Di sana, kami menyaksikan pemandangan yang aneh.
Semua petugas polisi yang tadi ada sudah menghilang.
“—Kita kena jebakan.”
Kirigiri berkata dengan nada menyesal.
“A-apa yang terjadi?”
“Petugas polisi tadi... pasti adalah orang-orang dari Komite.”
“Mana mungkin!”
Satu jam kemudian, polisi yang asli tiba di Observatorium Sirius. Aku sempat curiga, tetapi mereka tampaknya memang polisi sungguhan. Aku dan Kirigiri menuruni gunung dengan mobil patroli mereka, dan akhirnya bisa keluar dari panggung kasus itu.

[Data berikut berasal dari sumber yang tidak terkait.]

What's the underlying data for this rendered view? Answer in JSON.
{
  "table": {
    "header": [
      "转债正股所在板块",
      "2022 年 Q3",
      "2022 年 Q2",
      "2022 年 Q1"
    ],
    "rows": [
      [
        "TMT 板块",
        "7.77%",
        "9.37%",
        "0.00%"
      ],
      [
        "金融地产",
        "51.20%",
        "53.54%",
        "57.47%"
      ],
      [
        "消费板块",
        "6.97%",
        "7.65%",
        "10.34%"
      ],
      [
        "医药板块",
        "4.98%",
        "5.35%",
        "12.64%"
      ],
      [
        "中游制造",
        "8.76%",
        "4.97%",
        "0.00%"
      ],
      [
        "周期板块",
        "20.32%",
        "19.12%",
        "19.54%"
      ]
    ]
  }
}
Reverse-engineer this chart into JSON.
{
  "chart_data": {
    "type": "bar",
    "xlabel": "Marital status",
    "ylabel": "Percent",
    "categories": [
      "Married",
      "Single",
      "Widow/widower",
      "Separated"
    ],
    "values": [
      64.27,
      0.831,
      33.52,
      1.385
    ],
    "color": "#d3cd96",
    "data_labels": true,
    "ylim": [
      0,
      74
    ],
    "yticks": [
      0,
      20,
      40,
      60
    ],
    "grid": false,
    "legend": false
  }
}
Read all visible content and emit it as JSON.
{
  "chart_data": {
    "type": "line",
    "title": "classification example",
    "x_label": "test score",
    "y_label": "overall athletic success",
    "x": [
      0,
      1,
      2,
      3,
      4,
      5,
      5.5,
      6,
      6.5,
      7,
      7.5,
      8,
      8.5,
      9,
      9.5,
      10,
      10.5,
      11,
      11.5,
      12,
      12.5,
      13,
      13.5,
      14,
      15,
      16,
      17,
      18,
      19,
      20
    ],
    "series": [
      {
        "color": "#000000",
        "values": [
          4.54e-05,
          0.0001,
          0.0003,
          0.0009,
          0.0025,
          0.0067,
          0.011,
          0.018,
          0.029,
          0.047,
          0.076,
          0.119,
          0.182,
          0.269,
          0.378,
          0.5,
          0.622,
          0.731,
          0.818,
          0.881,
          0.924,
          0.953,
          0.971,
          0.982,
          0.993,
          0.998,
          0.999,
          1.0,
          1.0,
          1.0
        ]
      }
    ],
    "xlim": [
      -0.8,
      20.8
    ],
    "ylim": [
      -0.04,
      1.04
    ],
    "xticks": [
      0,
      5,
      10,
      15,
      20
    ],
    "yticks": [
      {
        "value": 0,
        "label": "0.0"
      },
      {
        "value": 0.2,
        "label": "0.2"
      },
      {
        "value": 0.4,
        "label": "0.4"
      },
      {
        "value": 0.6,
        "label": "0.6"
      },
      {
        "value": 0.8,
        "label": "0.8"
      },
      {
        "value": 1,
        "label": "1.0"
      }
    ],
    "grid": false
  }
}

Pada hari itu juga, sebuah mobil hitam yang terperosok dari jalan pegunungan ditemukan oleh warga sipil yang melintas. Di dalam mobil, seorang pria tanpa kedua kaki yang mengenakan kaki palsu ditemukan tewas dengan luka parah di seluruh tubuhnya. Polisi mengumumkan melalui media massa bahwa itu adalah kecelakaan yang tidak disengaja dan tidak akan ada penyelidikan lebih lanjut. Pria yang tewas itu dilaporkan bernama Asakura Tadashi.